Working with regionalized climate scenarios, which were supplied by the State Office of Environment (Landesamt für Umwelt), was particularly exciting. This allowed for a calculation of impact on the level of individual catchment areas. The re-mapping of moor areas around the Lehstenbach showed the advanced degradation of the habitat and enables a more precise modelling and estimation of the actual discharge retention (SP5).
With the help of the Soil and Water Assessment Tool SWAT and the climate scenarios, the potential of agricultural cultivation methods for ecosystem services – in particular erosion regulation, nutrient retention and water supply – is being estimated based on topography, soil and current land use data. The modelling data for the catchment area of Schwesnitz is in full process (SP6).

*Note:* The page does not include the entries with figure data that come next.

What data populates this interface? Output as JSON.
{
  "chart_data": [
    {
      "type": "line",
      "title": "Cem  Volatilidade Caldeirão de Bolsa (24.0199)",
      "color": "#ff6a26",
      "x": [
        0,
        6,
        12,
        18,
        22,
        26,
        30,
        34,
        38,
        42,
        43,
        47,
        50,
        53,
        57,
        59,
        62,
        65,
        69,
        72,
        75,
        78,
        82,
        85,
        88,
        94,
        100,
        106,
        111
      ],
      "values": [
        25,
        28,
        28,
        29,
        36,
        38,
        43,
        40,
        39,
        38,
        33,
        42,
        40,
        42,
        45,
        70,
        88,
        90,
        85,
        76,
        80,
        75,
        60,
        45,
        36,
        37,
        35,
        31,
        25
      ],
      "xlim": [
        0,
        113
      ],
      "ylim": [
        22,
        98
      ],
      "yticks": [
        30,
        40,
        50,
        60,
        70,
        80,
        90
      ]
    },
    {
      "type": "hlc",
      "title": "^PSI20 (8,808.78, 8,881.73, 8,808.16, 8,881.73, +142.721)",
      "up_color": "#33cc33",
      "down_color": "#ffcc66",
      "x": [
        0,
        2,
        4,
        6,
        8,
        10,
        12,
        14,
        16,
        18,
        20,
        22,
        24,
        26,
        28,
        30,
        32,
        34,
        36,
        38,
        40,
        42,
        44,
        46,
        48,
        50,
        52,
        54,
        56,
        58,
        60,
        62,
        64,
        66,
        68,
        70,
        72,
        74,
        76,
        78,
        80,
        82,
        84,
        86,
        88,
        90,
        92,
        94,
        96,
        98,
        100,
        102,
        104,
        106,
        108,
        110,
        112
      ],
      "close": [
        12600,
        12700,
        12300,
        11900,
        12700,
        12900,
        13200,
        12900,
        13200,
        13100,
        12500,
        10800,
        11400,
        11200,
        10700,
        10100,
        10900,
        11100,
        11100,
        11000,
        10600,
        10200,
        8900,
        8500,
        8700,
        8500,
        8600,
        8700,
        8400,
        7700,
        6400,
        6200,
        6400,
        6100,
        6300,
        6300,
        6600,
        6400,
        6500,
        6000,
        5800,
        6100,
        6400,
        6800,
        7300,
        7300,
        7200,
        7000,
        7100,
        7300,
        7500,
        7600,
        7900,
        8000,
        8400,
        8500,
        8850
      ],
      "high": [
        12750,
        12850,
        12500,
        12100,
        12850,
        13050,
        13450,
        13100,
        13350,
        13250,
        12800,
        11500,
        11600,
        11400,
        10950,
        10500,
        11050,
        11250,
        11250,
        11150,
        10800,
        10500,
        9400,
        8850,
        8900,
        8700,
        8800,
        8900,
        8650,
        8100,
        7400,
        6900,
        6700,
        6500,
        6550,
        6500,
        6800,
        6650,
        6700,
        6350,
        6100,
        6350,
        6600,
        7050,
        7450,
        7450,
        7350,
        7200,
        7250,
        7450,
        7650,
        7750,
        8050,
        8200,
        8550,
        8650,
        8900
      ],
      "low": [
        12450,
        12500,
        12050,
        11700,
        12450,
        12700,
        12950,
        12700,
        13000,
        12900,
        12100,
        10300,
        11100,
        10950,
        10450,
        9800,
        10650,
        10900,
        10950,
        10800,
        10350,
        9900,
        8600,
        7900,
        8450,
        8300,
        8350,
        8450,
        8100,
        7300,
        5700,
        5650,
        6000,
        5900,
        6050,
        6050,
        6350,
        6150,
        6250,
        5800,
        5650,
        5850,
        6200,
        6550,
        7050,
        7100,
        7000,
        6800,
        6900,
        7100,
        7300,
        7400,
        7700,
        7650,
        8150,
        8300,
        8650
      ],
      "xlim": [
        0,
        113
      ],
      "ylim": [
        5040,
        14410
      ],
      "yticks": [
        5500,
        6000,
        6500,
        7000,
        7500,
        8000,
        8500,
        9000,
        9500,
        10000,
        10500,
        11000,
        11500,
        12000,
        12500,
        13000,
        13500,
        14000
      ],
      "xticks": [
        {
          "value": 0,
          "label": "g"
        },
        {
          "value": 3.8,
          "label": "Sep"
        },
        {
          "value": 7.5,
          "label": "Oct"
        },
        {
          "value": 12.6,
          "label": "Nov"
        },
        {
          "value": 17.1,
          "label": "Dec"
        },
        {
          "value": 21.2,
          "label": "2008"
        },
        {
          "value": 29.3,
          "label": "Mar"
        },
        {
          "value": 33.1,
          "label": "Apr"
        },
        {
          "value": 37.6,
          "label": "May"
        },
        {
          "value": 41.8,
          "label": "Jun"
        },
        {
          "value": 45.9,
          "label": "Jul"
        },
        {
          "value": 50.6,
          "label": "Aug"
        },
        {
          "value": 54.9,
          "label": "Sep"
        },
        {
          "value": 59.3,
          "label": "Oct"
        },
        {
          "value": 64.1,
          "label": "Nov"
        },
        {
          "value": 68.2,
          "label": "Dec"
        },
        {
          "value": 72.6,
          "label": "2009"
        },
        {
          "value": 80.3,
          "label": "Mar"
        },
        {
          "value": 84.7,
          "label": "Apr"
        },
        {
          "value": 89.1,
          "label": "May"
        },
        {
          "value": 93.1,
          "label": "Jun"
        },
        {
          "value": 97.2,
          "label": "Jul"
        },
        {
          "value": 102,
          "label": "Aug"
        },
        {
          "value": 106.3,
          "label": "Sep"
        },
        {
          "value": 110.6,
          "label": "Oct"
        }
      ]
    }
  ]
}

Early on during the research phase, exciting guests such as Norbert Bäuml (Praxiplattform boden:ständig) and the renown water ecologist Klement Trockner were invited. bayklif research topics were presented at the geoecology annual meeting 2019. Some outreach activities had to be postponed or rearranged due to the pandemic: as such, thematic panel discussions with live stream (“Wasserkonstroversen”) are replacing the workshop for exchanging experiences between science and practice. A podcast on moor renaturation and further digital formats for environmental education are in the making (coordination: SP7).
Currently, measurement and modelling results are being analyzed, publications are in preparation and further data is being recorded in subprojects which started at a later time point. Meanwhile, the AquaKlif team has acquired international reinforcement from South Africa, India and Peru.